From 1 July this year the opt-in provisions are voluntarily available. I notice that the explanatory memorandum was produced so quickly that instead of using the word 'voluntary', it uses the words 'weren't voluntarily'. It is just a little grammatical slip, but it does demonstrate how quickly the government has tried to fling all of this together. However, it will be fascinating to see how many financial services advisers and planners are knocking on the door on 1 July saying: 'Let's voluntarily send out these things. We want to voluntarily get our clients to opt-in.' It will be fascinating to see the numbers there. I think we will find that the vast majority will wait for it to become mandatory, on 1 July 2013.
The current time frame for the implementation is now somewhat realistic. Businesses have to change processes and software and they have to train advisers, all before they have even seen the regulations that underpin the legislation. The fact that they have to take so long telling the government this and the fact that we had to hold an inquiry and spend a lot of time just repeating the fact that it was impossible for the industry to change in 3½ months are just two indicators of how this government goes.
The FoFA legislation is still quite likely to cost Australian jobs in the financial services industry. It will lead to the closure of a lot of smaller companies. It will just get too hard. There will be a need for new computer systems and better online facilities—it will just get too hard. In fact, our committee was told that there would be a $700 million initial implementation cost for the proposed changes and a $350 million cost annually thereafter, which would be borne by the industry. This was not agreed with by the Industry Super Network, which represents the union based superannuation programs. They thought differently, but they were the only organisation that did think differently.
We had evidence from AMP and from the CEO of the Association of Financial Advisers, all saying that there was a strong likelihood of jobs being lost. In fact, Mr Klipin from the Association of Financial Advisers said that over 6,800 adviser jobs are at risk. Nothing about this legislation has changed that, except that it has been somewhat pushed out by the fact that it is not mandatory until next year for the opt-in and other provision to have effect.
As the opposition, we see our role as being one of holding the government to account, and we are definitely going to do that. Our longstanding commitment to prospectively apply detailed fee disclosure statements stands. The government's commitment to that should stand, too, but of course it is not. I find it strange that the government has chosen not to implement a fiduciary-duty provision in this. The best thing we have is this confusion called the 'best interests duty'. That is better than nothing, but it is still a bit of a problem.
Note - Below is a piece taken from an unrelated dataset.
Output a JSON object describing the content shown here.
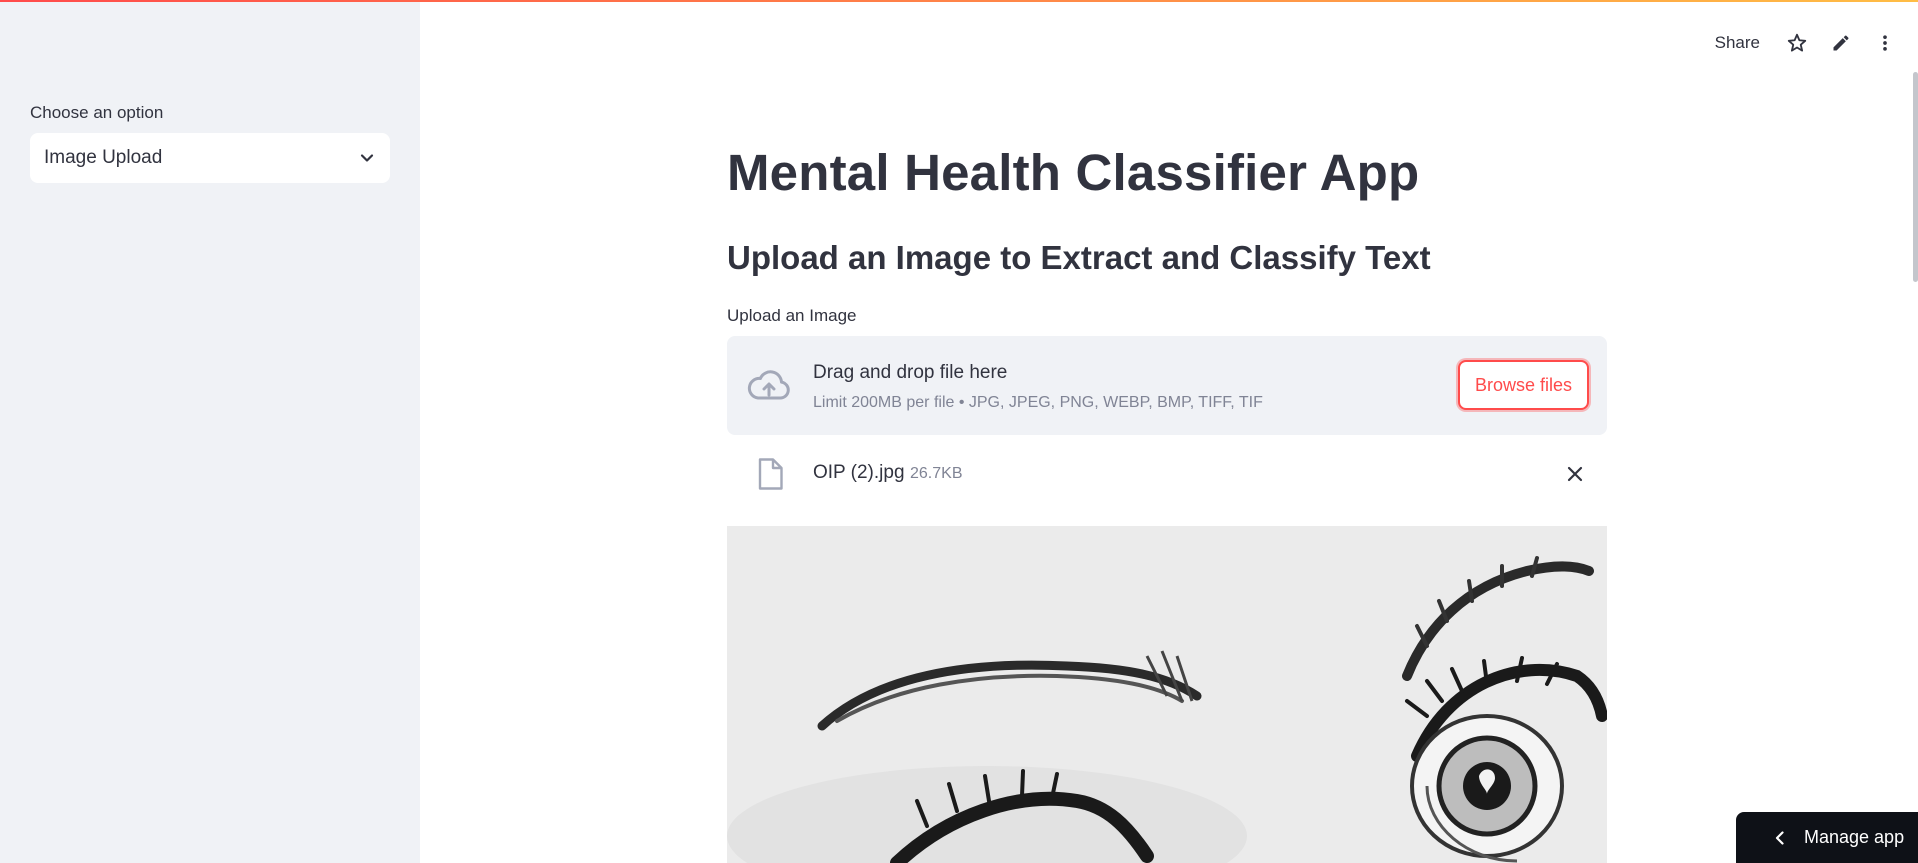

The other aspect of this legislation concerns some of the powers given to ASIC. They can now have the power to suspend somebody from their business on the basis of an assessment of what they might do, not what they have actually done. If they are likely to contravene the obligations of an Australian financial services licence, they can be suspended. I asked ASIC how they would know if an organisation or an individual was 'likely to contravene' its obligations. They said, 'Oh, we can work it out from history, and we will have a tick and flick sheet that we can design for this.' How ridiculous. This, too, is something that must be amended.